Here I have this checkbox which appears inside of the "Rate" field, when the Bid is in draft or pending status, this checkbox should appear, when it is not, it should disappear. For some reason I can't figure out how to structure this conditional logic and its only taking in the second argument so when the item is in "Draft" status, the checkbox is not showing up. What am I doing wrong here:

 <HrCurrencyInput
            name='Rate'
            label='Rate'
            width={width.medium}
            onChange={handleChange}
            value={formik.values.OverrideRate ? formik.values.Rate : selectedBillable?.Cost ?? ''}
            errors={formik.errors.Rate}
            InputProps={{
                endAdornment: 
                (
                  status === "Draft" || status === "Pending" &&
                  (
                    <InputAdornment position="end">
                        <HrCheckBox
                            name="OverrideRate"
                            checked={formik.values.OverrideRate}
                            onChange={handleOverrideChange}
                            sx={{
                                m: "0 -8px 0 0",
                                "& .MuiCheckbox-root": {
                                    p: 0
                                }
                            }}
                        />
                    </InputAdornment>
                    )
                )
            }}
            InputLabelProps={{ shrink: true }}
            disabled={!formik.values.OverrideRate}
        />

Pending: Pending status

Draft: Draft Status

Upvotes: 0

Views: 60

Answers (1)

Kavian Rabbani
Kavian Rabbani

Reputation: 984

The thing to be aware of is that booleans are valid react elements too. If you render try to render false or true React will ignore them. Here, if your first condition is truthy, it evaluates to true and the browser will not even bother checking other conditions (since it's followed by ||).
Basically when you have a condition like this:

A || B

If A is truthy, it will be evaluated and B is not even taken into account. It's the same in your example. If the status is "draft", the value of endAdornment would be:

true || ... && ...

which is === true.

Trying to group your first two conditions here like:

(status === "Draft" || status === "Pending") && ...
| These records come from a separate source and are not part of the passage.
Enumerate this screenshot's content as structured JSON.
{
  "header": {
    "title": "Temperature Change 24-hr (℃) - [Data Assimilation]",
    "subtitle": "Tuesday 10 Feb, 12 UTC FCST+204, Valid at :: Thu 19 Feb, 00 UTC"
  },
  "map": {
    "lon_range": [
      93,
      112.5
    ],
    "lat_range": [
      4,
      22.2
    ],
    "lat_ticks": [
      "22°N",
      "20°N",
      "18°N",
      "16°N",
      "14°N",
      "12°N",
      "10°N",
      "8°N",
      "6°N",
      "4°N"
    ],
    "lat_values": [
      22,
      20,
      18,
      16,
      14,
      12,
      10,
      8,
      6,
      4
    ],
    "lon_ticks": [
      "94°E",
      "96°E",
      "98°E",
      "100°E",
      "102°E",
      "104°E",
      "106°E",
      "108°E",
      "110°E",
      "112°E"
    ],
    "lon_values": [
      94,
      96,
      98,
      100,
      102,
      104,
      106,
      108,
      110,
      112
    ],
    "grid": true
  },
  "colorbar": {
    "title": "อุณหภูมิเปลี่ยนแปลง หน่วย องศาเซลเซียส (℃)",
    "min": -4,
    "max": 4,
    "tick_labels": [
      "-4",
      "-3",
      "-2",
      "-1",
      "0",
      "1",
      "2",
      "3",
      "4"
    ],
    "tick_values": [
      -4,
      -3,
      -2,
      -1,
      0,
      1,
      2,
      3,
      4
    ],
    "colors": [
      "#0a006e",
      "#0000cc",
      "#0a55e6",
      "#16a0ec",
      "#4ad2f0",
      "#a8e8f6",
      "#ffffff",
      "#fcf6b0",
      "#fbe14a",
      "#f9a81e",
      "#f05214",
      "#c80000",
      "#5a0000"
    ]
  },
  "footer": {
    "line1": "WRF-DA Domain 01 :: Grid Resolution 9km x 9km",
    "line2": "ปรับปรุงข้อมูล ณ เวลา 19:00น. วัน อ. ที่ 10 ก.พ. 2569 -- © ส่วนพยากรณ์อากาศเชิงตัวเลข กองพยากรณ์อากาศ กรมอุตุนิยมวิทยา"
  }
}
would fix the problem as it the first parentheses evaluates to true or false.
In && cases then, if the first operand is false, it evaluates to false (nothing renders in result for you). And if it evaluates to true, it goes to the next step and renders what you want. The rendered thing is an object and is truthy. So the final evaluated expression of your condition would be the exact rendered object and you're done.

Please let me know if I need to clarify more.